Emerging federated computing environments offer attractive platforms
to test and deploy global-scale distributed applications.
When nodes in these platforms are time-shared among competing
applications, available resources vary
across nodes and over time. Thus,
one open architectural question in such systems is how to map
applications to available nodes--that is, how to
discover and select resources. Using a six-month trace of
PlanetLab resource utilization data and of resource demands from
three long-running PlanetLab services, we quantitatively characterize
resource availability and application usage behavior
across nodes and over time, and investigate
the potential to mitigate the application impact of resource variability through intelligent
service placement and migration.
We find that usage of CPU and network resources is heavy and
highly variable. We argue that this variability calls for intelligently
mapping applications to available nodes. Further, we find that node placement
decisions can become ill-suited after about 30 minutes, suggesting
that some applications can benefit from migration at that timescale,
and that placement and migration decisions can be safely based on
data collected at roughly that timescale.

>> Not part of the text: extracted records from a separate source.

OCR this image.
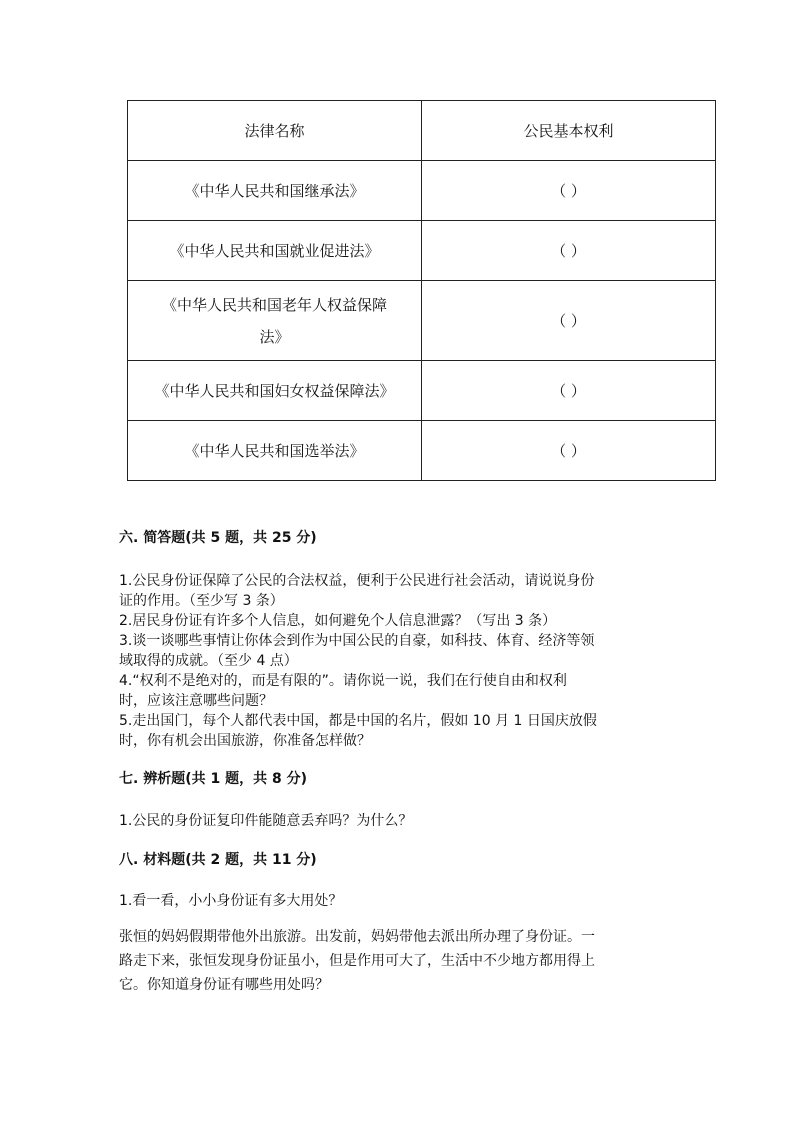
法律名称	公民基本权利
《中华人民共和国继承法》	（ ）
《中华人民共和国就业促进法》	（ ）
《中华人民共和国老年人权益保障
法》	（ ）
《中华人民共和国妇女权益保障法》	（ ）
《中华人民共和国选举法》	（ ）

六. 简答题(共 5 题，共 25 分)

1.公民身份证保障了公民的合法权益，便利于公民进行社会活动，请说说身份

证的作用。（至少写 3 条）

2.居民身份证有许多个人信息，如何避免个人信息泄露？（写出 3 条）

3.谈一谈哪些事情让你体会到作为中国公民的自豪，如科技、体育、经济等领

域取得的成就。（至少 4 点）

4.“权利不是绝对的，而是有限的”。请你说一说，我们在行使自由和权利

时，应该注意哪些问题？

5.走出国门，每个人都代表中国，都是中国的名片，假如 10 月 1 日国庆放假

时，你有机会出国旅游，你准备怎样做？

七. 辨析题(共 1 题，共 8 分)

1.公民的身份证复印件能随意丢弃吗？为什么？

八. 材料题(共 2 题，共 11 分)

1.看一看，小小身份证有多大用处？

张恒的妈妈假期带他外出旅游。出发前，妈妈带他去派出所办理了身份证。一

路走下来，张恒发现身份证虽小，但是作用可大了，生活中不少地方都用得上

它。你知道身份证有哪些用处吗？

We find that inter-node latency is stable and is a good predictor of
available bandwidth; this
observation argues for collecting latency data at relatively coarse
timescales and bandwidth data at even coarser timescales, using the
former to predict the latter between measurements.
Finally, we find that although the utilization of a particular resource on a
particular node is a good predictor of that node's utilization of that resource
in the near future, there do not exist correlations to support
predicting one resource's availability based on availability of other
resources on the same node at the same time, on availability of the same resource on other
nodes at the same site, or on time-series forecasts that
assume a daily or weekly regression to the mean.